Güncelleme Tarihi:
Dün bu satırlar yazılırken Fed’in faiz kararı henüz açıklanmamıştı ve dün bütün gün piyasa sakin bir seyir izledi. Piyasalar 0.25’lik faiz artışını zaten satın aldığı için, gece yarısı Fed kararının detaylarını beklemeye başlamıştı. Seçenekler nedir derseniz; 0.25 yerine 0.50’lik bir artırım ihtimalinden söz edilse bile, yüzde 4 gibi çok düşük bir orandaydı. Piyasalar daha çok bu yıl kaç faiz artışı yapılacağına ilişkin ipuçlarını, bunun için Fed üyelerinin nokta tahmin anketini bekliyordu. Bu yıl 4 veya daha fazla faiz artışı sinyali alınırsa, doların diğer para birimleri karşısında değer kazanması kaçınılmaz görülüyor. Mevcut 3 faiz artışı beklentisi sürerse, 025’lik faiz artış kararı piyasaları etkilemeyecek.
İşte bugün Para Politikası Kurulu (PPK) toplantısında alınacak faiz kararına ilişkin beklentiler de, Fed’den gelecek ipuçlarına bağlı olacak. Eğer 0.25’lik artış ve 3 artış beklentisi korunursa, o zaman Merkez Bankası’nın bu ayı da hareketsiz geçirme ihtimali yüksek görünüyor. Eğer 4 faiz artışı sinyali alınırsa, Merkez Bankası’nın, yüzde 11’lik geç likidite penceresi faiz oranlarını en az 0.50 puan
artırması bekleniyor. Yani karar için Merkez Bankası’nın da, piyasalar gibi, bu sabah piyasaların nasıl açıldığına bakması gerekecek.
Peki, 4 veya daha fazla faiz artışı sinyali alınır, döviz endeksi 103 veya üzerine çıkarsa, buna rağmen Merkez Bankası hiç bir faizi artırmazsa ne olur?
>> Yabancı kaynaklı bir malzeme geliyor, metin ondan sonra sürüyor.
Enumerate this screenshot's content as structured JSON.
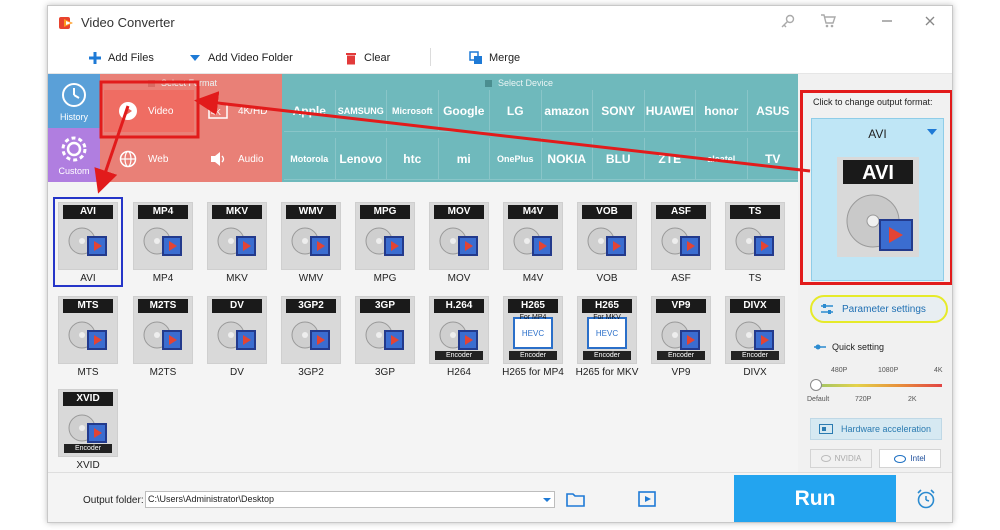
{
  "window": {
    "title": "Video Converter"
  },
  "toolbar": {
    "add_files": "Add Files",
    "add_video_folder": "Add Video Folder",
    "clear": "Clear",
    "merge": "Merge"
  },
  "side_tabs": [
    {
      "label": "History",
      "icon": "history-icon"
    },
    {
      "label": "Custom",
      "icon": "custom-gear-icon"
    }
  ],
  "sections": {
    "select_format": "Select Format",
    "select_device": "Select Device"
  },
  "categories": [
    {
      "label": "Video",
      "icon": "play-icon"
    },
    {
      "label": "4K/HD",
      "icon": "4k-icon"
    },
    {
      "label": "Web",
      "icon": "web-icon"
    },
    {
      "label": "Audio",
      "icon": "audio-icon"
    }
  ],
  "brands_row1": [
    "Apple",
    "SAMSUNG",
    "Microsoft",
    "Google",
    "LG",
    "amazon",
    "SONY",
    "HUAWEI",
    "honor",
    "ASUS"
  ],
  "brands_row2": [
    "Motorola",
    "Lenovo",
    "htc",
    "mi",
    "OnePlus",
    "NOKIA",
    "BLU",
    "ZTE",
    "alcatel",
    "TV"
  ],
  "formats": [
    {
      "tag": "AVI",
      "label": "AVI",
      "selected": true
    },
    {
      "tag": "MP4",
      "label": "MP4"
    },
    {
      "tag": "MKV",
      "label": "MKV"
    },
    {
      "tag": "WMV",
      "label": "WMV"
    },
    {
      "tag": "MPG",
      "label": "MPG"
    },
    {
      "tag": "MOV",
      "label": "MOV"
    },
    {
      "tag": "M4V",
      "label": "M4V"
    },
    {
      "tag": "VOB",
      "label": "VOB"
    },
    {
      "tag": "ASF",
      "label": "ASF"
    },
    {
      "tag": "TS",
      "label": "TS"
    },
    {
      "tag": "MTS",
      "label": "MTS"
    },
    {
      "tag": "M2TS",
      "label": "M2TS"
    },
    {
      "tag": "DV",
      "label": "DV"
    },
    {
      "tag": "3GP2",
      "label": "3GP2"
    },
    {
      "tag": "3GP",
      "label": "3GP"
    },
    {
      "tag": "H.264",
      "label": "H264",
      "encoder": "Encoder"
    },
    {
      "tag": "H265",
      "label": "H265 for MP4",
      "sub": "For MP4",
      "encoder": "Encoder"
    },
    {
      "tag": "H265",
      "label": "H265 for MKV",
      "sub": "For MKV",
      "encoder": "Encoder"
    },
    {
      "tag": "VP9",
      "label": "VP9",
      "encoder": "Encoder"
    },
    {
      "tag": "DIVX",
      "label": "DIVX",
      "encoder": "Encoder"
    },
    {
      "tag": "XVID",
      "label": "XVID",
      "encoder": "Encoder"
    }
  ],
  "output": {
    "caption": "Click to change output format:",
    "format": "AVI",
    "format_badge": "AVI"
  },
  "param_settings": "Parameter settings",
  "quick_setting": {
    "label": "Quick setting",
    "top_marks": [
      "480P",
      "1080P",
      "4K"
    ],
    "bottom_marks": [
      "Default",
      "720P",
      "2K"
    ],
    "level": 0
  },
  "hardware": {
    "label": "Hardware acceleration",
    "nvidia": "NVIDIA",
    "intel": "Intel"
  },
  "bottom": {
    "output_folder_label": "Output folder:",
    "output_folder_value": "C:\\Users\\Administrator\\Desktop",
    "run": "Run"
  },
  "colors": {
    "accent": "#23a4ef",
    "device_teal": "#6fb9bc",
    "format_pink": "#e98077",
    "annotation_red": "#e21b1b",
    "highlight_yellow": "#e6ea2a",
    "selection_blue": "#2535c8"
  }
}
İşte o zaman içeride kurların yükselmesi kaçınılmaz görülüyor. Referandum etkisiyle Merkez Bankası’nın yine faiz artırmadığı, yani gerekenin yapılmadığı düşünülüp tepki verilir diye bekleniyor.
Aslına bakarsanız; zaten fonlama faizinde en üst noktaya gelindi, en azından yüzde 11’lik geç likidite faiz oranının artırılması, Merkez’in hareket alanına sahip olması gerekiyor. Buna rağmen piyasalar 3 faiz artışı sinyalinde, siyasi nedenlerle Merkez’in bu oranı artırmayacağını düşünüyor. Ancak 4 faiz artışı beklentisinde, en azından bu oranı artırmak zorunda kalacağı düşünülüyor.
FAİZ KARARLARI VE ARTAN İŞSİZLİK
Özetle; piyasalar Merkez Bankası’ndan yapması gerekenler noktasındaki beklentilerini iyice düşürmüş durumda, eskiden tepki verdiği tavırlara bile razı görünüyor. Ama bunu bile bulamazsa tepki vermesi kaçınılmaz.
Aslına bakacak olursanız çağdaş bir ülke veya bağımsız bir Merkez Bankası yönetiminin, çoktan gösterge faiz oranlarını artırması gerekiyordu. Tabi ki faizde sadeleştirmeyi de..
Ancak Merkez Bankası yönetimi, gösterge faizi artırmayıp, bir süredir geç likidite penceresi faiz oranını piyasa faizi haline getirdi. Gündüz normal fonlama yapmayıp, piyasaları bozmanın faturasını daha sonra göreceğiz.
Peki, bunu niye yaptı derseniz; gerekçeleri bilindiği gibi, “faiz artarsa büyüme azalır, dolayısıyla işsizlik oranları artardı.” Peki, dün açıklanan işsizlik oranı neden rekor kırıp Aralık’ta 12.7’ye çıktı, Ocak’ta daha da yükseleceği açık?
Çünkü olay faiz değil, ekonomide belirsizliği azaltmak, yatırım yapıp iş yaratanların önlerine görmelerini sağlamak şart. Bu dönemde işsizlik artar diye faiz artmasına engel oldunuz işsizlik arttı, bunu hiç görmüyor musunuz?
Sizce bu ekonomik anlayışla, referandum sonrasında yeni bir hikaye yaratılıp, Türkiye’nin yeniden yüksek ve istikrarlı büyüme sürecine sokulması, işsizliğin zorla değil büyüme kanalıyla azaltılması mümkün olabilir mi?